MADRID, 27 décembre (EUROPA PRESS) –
Le Kosovo organisera des élections anticipées dimanche prochain dans le cadre d'un effort de fin d'année pour tenter de mettre fin à la crise politique déclenchée en février, début d'un blocus qui a conduit à deux tentatives infructueuses de formation d'un gouvernement, avec le budget 2026 en attente d'une approbation presque impossible et avec eux, des millions d'euros d'aide de l'UE.
Vetëvendosje (Autodétermination), le parti de gauche du Premier ministre Albin Kurti, a clairement remporté les élections du début de l'année, mais pas avec la majorité absolue qu'il recherchait. Les 42,3 pour cent obtenus, soit pratiquement le double des 20,3 pour cent du Parti Démocratique du Kosovo (PDK) et des 18,3 pour cent de la Ligue Démocratique du Kosovo (LDK), anticipaient des perspectives claires pour le président.
Kurti a été contraint d'entrer au gouvernement avec des rivaux qui ne lui ont pas laissé le moindre millimètre de marge de manœuvre. Le pays a eu besoin de 70 voix pour élire le président du Parlement, condition essentielle au lancement du processus politique puisqu'il est chargé d'établir le calendrier législatif.
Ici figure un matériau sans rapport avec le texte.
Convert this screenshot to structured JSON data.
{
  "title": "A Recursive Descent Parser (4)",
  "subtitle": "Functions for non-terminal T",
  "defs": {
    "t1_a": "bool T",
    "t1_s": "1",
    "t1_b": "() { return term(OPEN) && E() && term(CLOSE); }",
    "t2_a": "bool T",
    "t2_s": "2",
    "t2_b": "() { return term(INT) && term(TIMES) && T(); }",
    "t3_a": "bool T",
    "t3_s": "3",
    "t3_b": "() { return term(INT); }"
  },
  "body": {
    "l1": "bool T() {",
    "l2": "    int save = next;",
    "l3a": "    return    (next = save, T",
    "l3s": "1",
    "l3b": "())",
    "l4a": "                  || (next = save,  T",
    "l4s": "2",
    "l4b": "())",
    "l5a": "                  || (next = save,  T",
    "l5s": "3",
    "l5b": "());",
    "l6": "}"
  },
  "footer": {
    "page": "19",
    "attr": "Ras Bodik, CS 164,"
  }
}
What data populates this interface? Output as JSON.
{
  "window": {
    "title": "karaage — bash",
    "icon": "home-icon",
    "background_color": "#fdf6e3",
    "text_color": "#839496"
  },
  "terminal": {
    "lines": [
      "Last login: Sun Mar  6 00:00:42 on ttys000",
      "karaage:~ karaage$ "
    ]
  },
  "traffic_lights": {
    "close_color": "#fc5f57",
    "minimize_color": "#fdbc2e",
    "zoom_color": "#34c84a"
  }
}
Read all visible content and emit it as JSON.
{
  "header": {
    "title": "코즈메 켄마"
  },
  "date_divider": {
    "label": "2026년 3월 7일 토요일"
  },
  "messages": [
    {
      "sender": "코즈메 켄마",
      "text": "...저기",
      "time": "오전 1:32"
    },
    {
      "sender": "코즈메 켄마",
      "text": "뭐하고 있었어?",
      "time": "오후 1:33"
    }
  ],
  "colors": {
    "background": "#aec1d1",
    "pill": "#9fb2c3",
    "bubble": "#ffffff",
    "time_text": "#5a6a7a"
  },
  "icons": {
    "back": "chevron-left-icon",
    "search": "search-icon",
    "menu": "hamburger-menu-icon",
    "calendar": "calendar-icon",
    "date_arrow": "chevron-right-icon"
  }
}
Dès l'été, l'ambassade américaine au Kosovo exprimait déjà publiquement son impatience : « Cette impasse persistante retarde les progrès vers les aspirations futures du Kosovo et met en péril l'intégrité des institutions pour lesquelles le peuple du Kosovo s'est battu si durement. »
Cela se produit dans un pays où le taux de chômage officiel dépasse actuellement 25 pour cent et où environ un cinquième de la population vit en dessous du seuil de pauvreté.
L’UE a récemment fourni une bouée de sauvetage importante. Le 17 décembre, la présidente de la Commission européenne, Ursula von der Leyen, a annoncé mercredi que Bruxelles levait les sanctions économiques contre le Kosovo à la suite du transfert « pacifique » du pouvoir dans le nord après les récentes élections locales. Il convient de rappeler que l'UE a adopté des mesures temporaires contre Pristina, notamment la suspension des visites de haut niveau et le gel de la coopération financière, en raison de l'absence de progrès pour désamorcer les tensions dans les municipalités du nord, à majorité serbe.
Kurti apparaît comme le vainqueur déclaré des élections. Le problème est de savoir s'il obtiendra d'un seul coup les 61 sièges (la moitié plus un) des 120 que compte le Parlement du Kosovo pour obtenir la majorité absolue souhaitée au milieu d'un énorme mécontentement, principale arme électorale de ses rivaux, l'ancien gouverneur de la banque centrale et récemment élu président du PDK, Bedri Hamza et le jeune leader de la LDK, l'économiste de 42 ans Lumir Abdixhiku, troisième en lice mais décisif s'il finit par faire pencher son parti. soutien en faveur du président.